IlyaGrebnov / libsais

libsais is a library for linear time suffix array, longest common prefix array and burrows wheeler transform construction based on induced sorting algorithm.
Apache License 2.0
180 stars 22 forks source link

Crash for file size close to 2GB #8

Closed wupengcheng6819 closed 2 years ago

wupengcheng6819 commented 2 years ago

As an old user looking forward to switch from libdivsufsort, I noticed libsais would crash as file size approaches 2GB (with or without giving extra space), while divsufsort won't as long as file size is strictly under 2G (210241024*1024). I wonder what is the max size doable without switching to 64-bit version.

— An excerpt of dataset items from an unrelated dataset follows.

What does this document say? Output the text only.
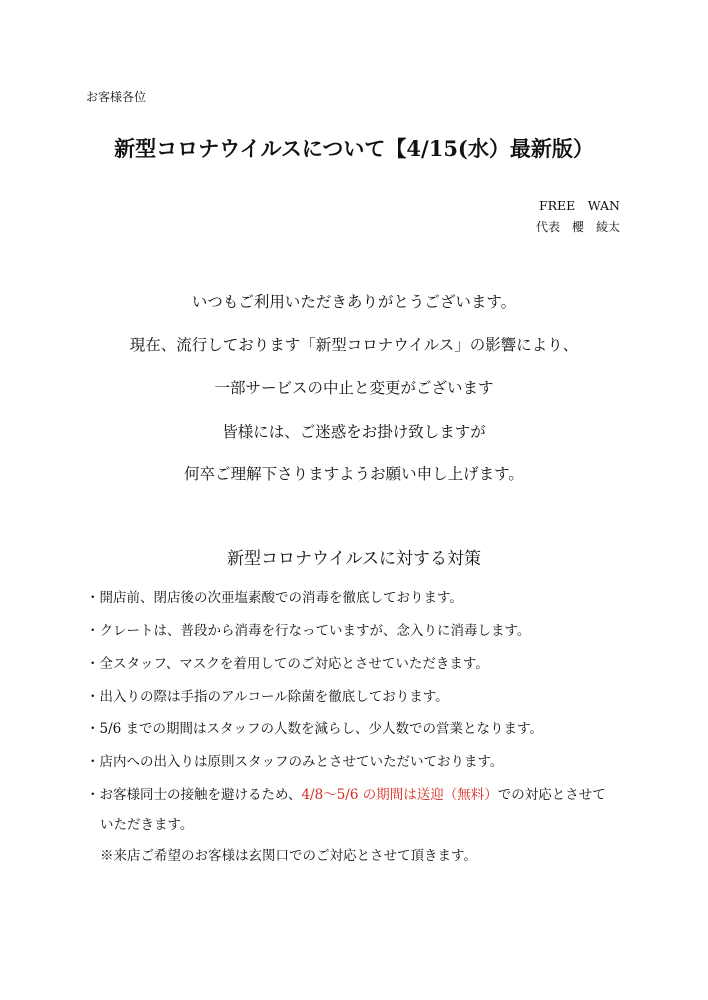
お客様各位
新型コロナウイルスについて【4/15(水）最新版）
FREE　WAN
代表　櫻　綾太
いつもご利用いただきありがとうございます。
現在、流行しております「新型コロナウイルス」の影響により、
一部サービスの中止と変更がございます
皆様には、ご迷惑をお掛け致しますが
何卒ご理解下さりますようお願い申し上げます。
新型コロナウイルスに対する対策
・開店前、閉店後の次亜塩素酸での消毒を徹底しております。
・クレートは、普段から消毒を行なっていますが、念入りに消毒します。
・全スタッフ、マスクを着用してのご対応とさせていただきます。
・出入りの際は手指のアルコール除菌を徹底しております。
・5/6 までの期間はスタッフの人数を減らし、少人数での営業となります。
・店内への出入りは原則スタッフのみとさせていただいております。
・お客様同士の接触を避けるため、4/8～5/6 の期間は送迎（無料）での対応とさせて
いただきます。
※来店ご希望のお客様は玄関口でのご対応とさせて頂きます。
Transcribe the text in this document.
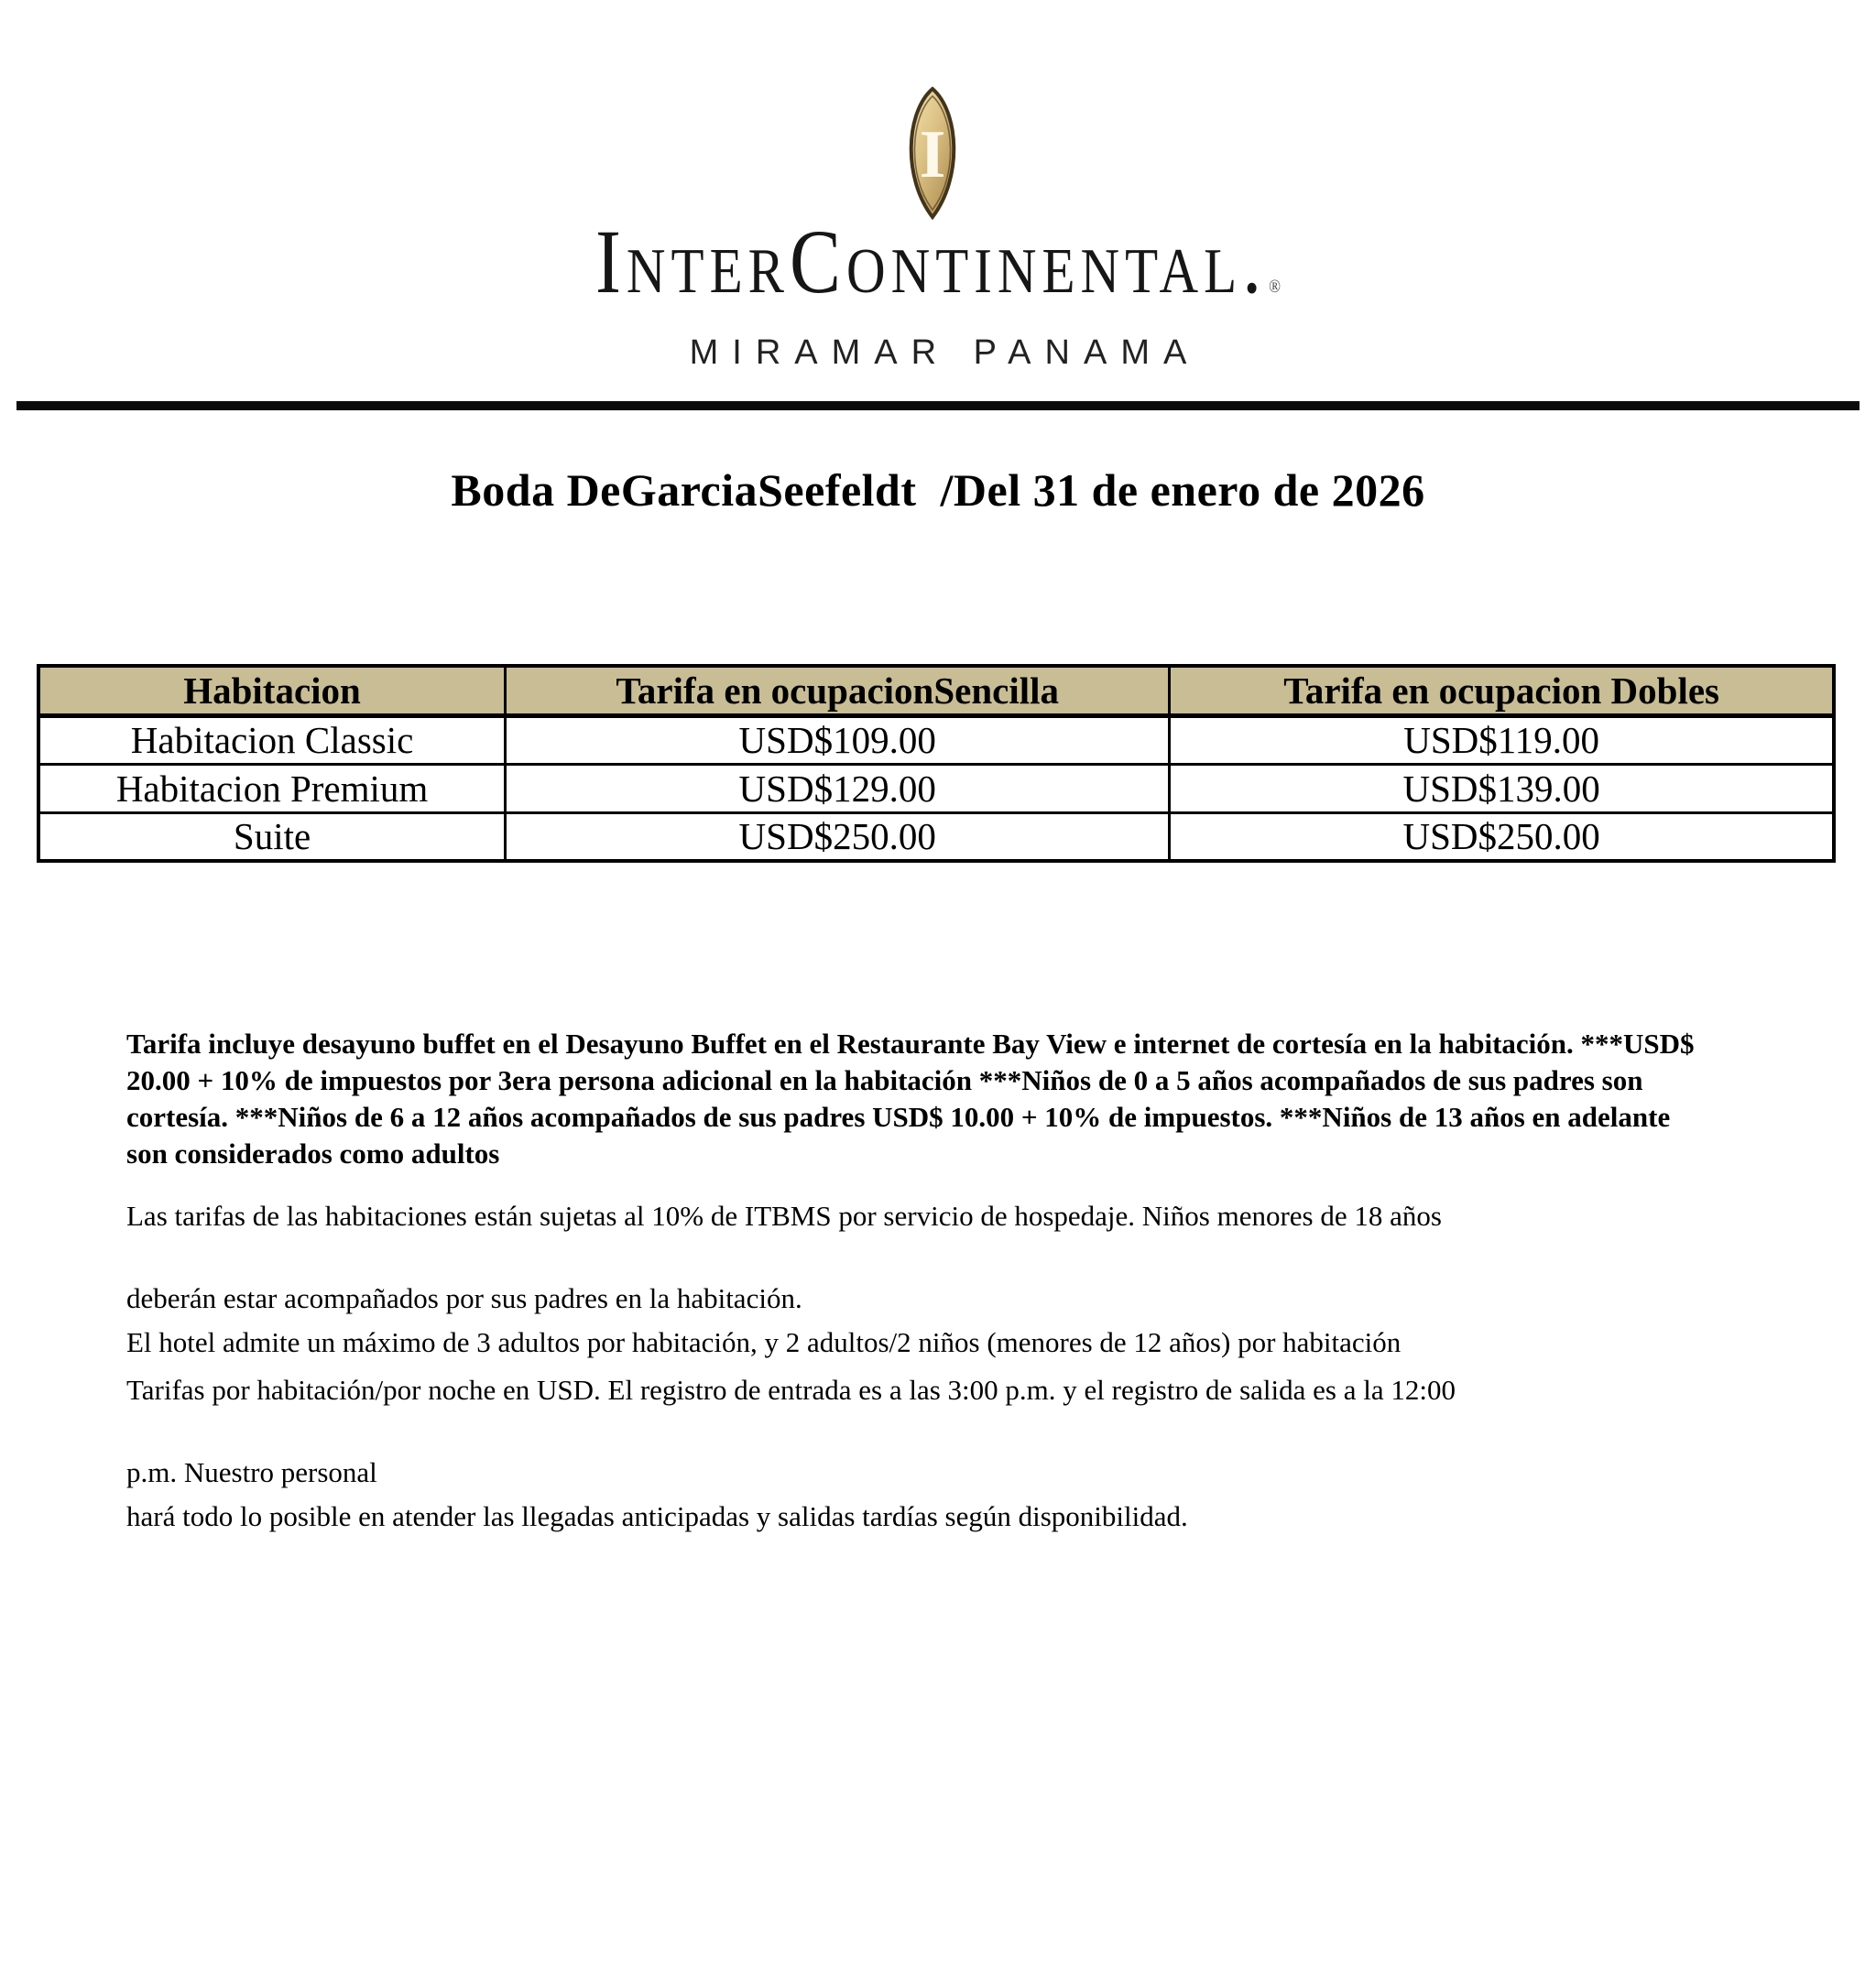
I
InterContinental. ®
MIRAMAR PANAMA
Boda DeGarciaSeefeldt  /Del 31 de enero de 2026
Habitacion	Tarifa en ocupacionSencilla	Tarifa en ocupacion Dobles
Habitacion Classic	USD$109.00	USD$119.00
Habitacion Premium	USD$129.00	USD$139.00
Suite	USD$250.00	USD$250.00

Tarifa incluye desayuno buffet en el Desayuno Buffet en el Restaurante Bay View e internet de cortesía en la habitación. ***USD$ 20.00 + 10% de impuestos por 3era persona adicional en la habitación ***Niños de 0 a 5 años acompañados de sus padres son cortesía. ***Niños de 6 a 12 años acompañados de sus padres USD$ 10.00 + 10% de impuestos. ***Niños de 13 años en adelante son considerados como adultos

Las tarifas de las habitaciones están sujetas al 10% de ITBMS por servicio de hospedaje. Niños menores de 18 años

deberán estar acompañados por sus padres en la habitación.

El hotel admite un máximo de 3 adultos por habitación, y 2 adultos/2 niños (menores de 12 años) por habitación

Tarifas por habitación/por noche en USD. El registro de entrada es a las 3:00 p.m. y el registro de salida es a la 12:00

p.m. Nuestro personal

hará todo lo posible en atender las llegadas anticipadas y salidas tardías según disponibilidad.
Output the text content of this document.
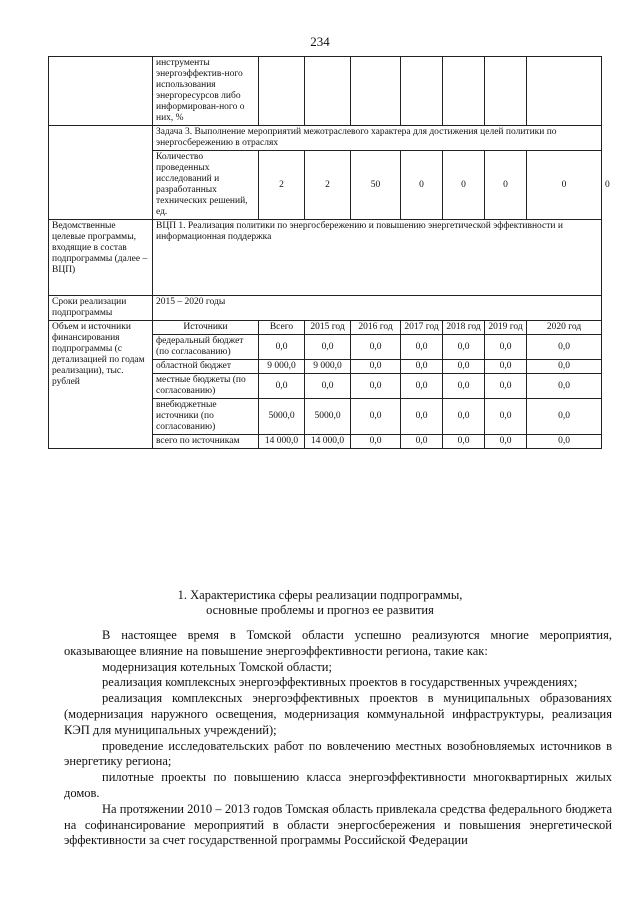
234
	инструменты энергоэффектив-ного использования энергоресурсов либо информирован-ного о них, %								
	Задача 3. Выполнение мероприятий межотраслевого характера для достижения целей политики по энергосбережению в отраслях								
	Количество проведенных исследований и разработанных технических решений, ед.	2	2	50	0	0	0	0	0
Ведомственные целевые программы, входящие в состав подпрограммы (далее – ВЦП)	ВЦП 1. Реализация политики по энергосбережению и повышению энергетической эффективности и информационная поддержка								
Сроки реализации подпрограммы	2015 – 2020 годы								
Объем и источники финансирования подпрограммы (с детализацией по годам реализации), тыс. рублей	Источники	Всего	2015 год	2016 год	2017 год	2018 год	2019 год	2020 год	
	федеральный бюджет (по согласованию)	0,0	0,0	0,0	0,0	0,0	0,0	0,0	
	областной бюджет	9 000,0	9 000,0	0,0	0,0	0,0	0,0	0,0	
	местные бюджеты (по согласованию)	0,0	0,0	0,0	0,0	0,0	0,0	0,0	
	внебюджетные источники (по согласованию)	5000,0	5000,0	0,0	0,0	0,0	0,0	0,0	
	всего по источникам	14 000,0	14 000,0	0,0	0,0	0,0	0,0	0,0	
1. Характеристика сферы реализации подпрограммы,
основные проблемы и прогноз ее развития

В настоящее время в Томской области успешно реализуются многие мероприятия, оказывающее влияние на повышение энергоэффективности региона, такие как:

модернизация котельных Томской области;

реализация комплексных энергоэффективных проектов в государственных учреждениях;

реализация комплексных энергоэффективных проектов в муниципальных образованиях (модернизация наружного освещения, модернизация коммунальной инфраструктуры, реализация КЭП для муниципальных учреждений);

проведение исследовательских работ по вовлечению местных возобновляемых источников в энергетику региона;

пилотные проекты по повышению класса энергоэффективности многоквартирных жилых домов.

На протяжении 2010 – 2013 годов Томская область привлекала средства федерального бюджета на софинансирование мероприятий в области энергосбережения и повышения энергетической эффективности за счет государственной программы Российской Федерации
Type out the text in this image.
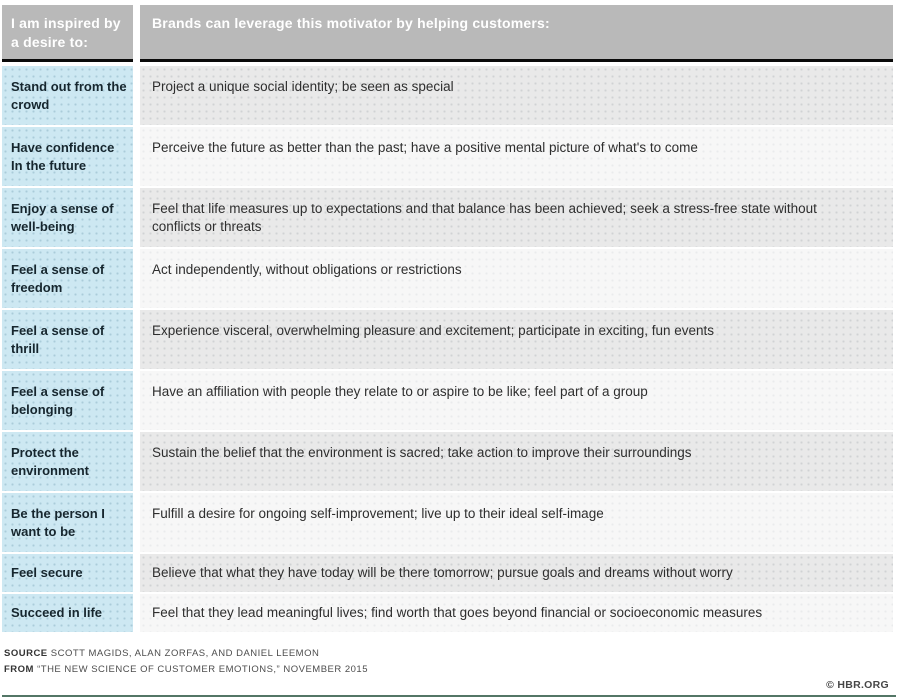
I am inspired by
a desire to:
Brands can leverage this motivator by helping customers:
Stand out from the crowd
Project a unique social identity; be seen as special
Have confidence In the future
Perceive the future as better than the past; have a positive mental picture of what's to come
Enjoy a sense of well-being
Feel that life measures up to expectations and that balance has been achieved; seek a stress-free state without conflicts or threats
Feel a sense of freedom
Act independently, without obligations or restrictions
Feel a sense of thrill
Experience visceral, overwhelming pleasure and excitement; participate in exciting, fun events
Feel a sense of belonging
Have an affiliation with people they relate to or aspire to be like; feel part of a group
Protect the environment
Sustain the belief that the environment is sacred; take action to improve their surroundings
Be the person I want to be
Fulfill a desire for ongoing self-improvement; live up to their ideal self-image
Feel secure	Believe that what they have today will be there tomorrow; pursue goals and dreams without worry
Succeed in life	Feel that they lead meaningful lives; find worth that goes beyond financial or socioeconomic measures
SOURCE SCOTT MAGIDS, ALAN ZORFAS, AND DANIEL LEEMON
FROM “THE NEW SCIENCE OF CUSTOMER EMOTIONS,” NOVEMBER 2015
© HBR.ORG
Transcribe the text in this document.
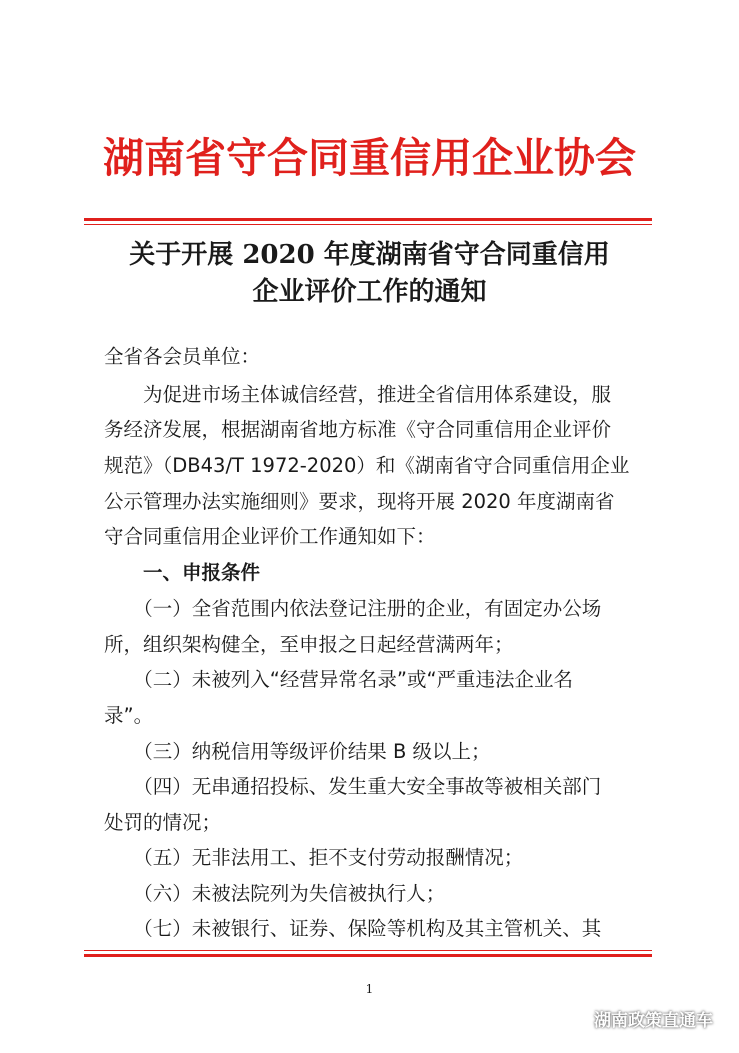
湖南省守合同重信用企业协会
关于开展 2020 年度湖南省守合同重信用
企业评价工作的通知
全省各会员单位：
　　为促进市场主体诚信经营，推进全省信用体系建设，服
务经济发展，根据湖南省地方标准《守合同重信用企业评价
规范》（DB43/T 1972-2020）和《湖南省守合同重信用企业
公示管理办法实施细则》要求，现将开展 2020 年度湖南省
守合同重信用企业评价工作通知如下：
　　一、申报条件
　　（一）全省范围内依法登记注册的企业，有固定办公场
所，组织架构健全，至申报之日起经营满两年；
　　（二）未被列入“经营异常名录”或“严重违法企业名
录”。
　　（三）纳税信用等级评价结果 B 级以上；
　　（四）无串通招投标、发生重大安全事故等被相关部门
处罚的情况；
　　（五）无非法用工、拒不支付劳动报酬情况；
　　（六）未被法院列为失信被执行人；
　　（七）未被银行、证券、保险等机构及其主管机关、其
1
湖南政策直通车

IlyaGrebnov commented 2 years ago

The issue is likely due to 32-bit arithmetic overflow (somewhere in look-ahead / prefetch logic). Note, maximum theoretical size would be 2GB - 1 (due to EOF / sentinel symbol), but I recommend switching to libsais64 few KBs before 2GB limit. And for my own compressors (bsc and bsc-m03) I limit block size by 2047 MB.

wupengcheng6819 commented 2 years ago

As it turns out, the program crashes only with extra space. In my case, the file size is 2047MB, which runs fine with 0 extra space; The extra space size is around 1G when it crashes, and the debug error message is:

Program received signal SIGSEGV, Segmentation fault. 0x00000000004098bd in libsais_compact_unique_and_nonunique_lms_suffixes_32s ()

IlyaGrebnov commented 2 years ago

Thank you. Now I know where problem is. n + fs value is overflowing signed 32-bit integer. I will add fix for this in next few days by capping fs parameter values to correct range. That said, for large files (>100MB) you typically do not need any extra free space as libsais should be able to carve enough unused space inside suffix array itself.

IlyaGrebnov commented 2 years ago

Fixed in 2.6.5 (Capped free space parameter to avoid crashing due to 32-bit integer overflow).

wupengcheng6819 commented 2 years ago

Thanks for the fix and worked like a charm!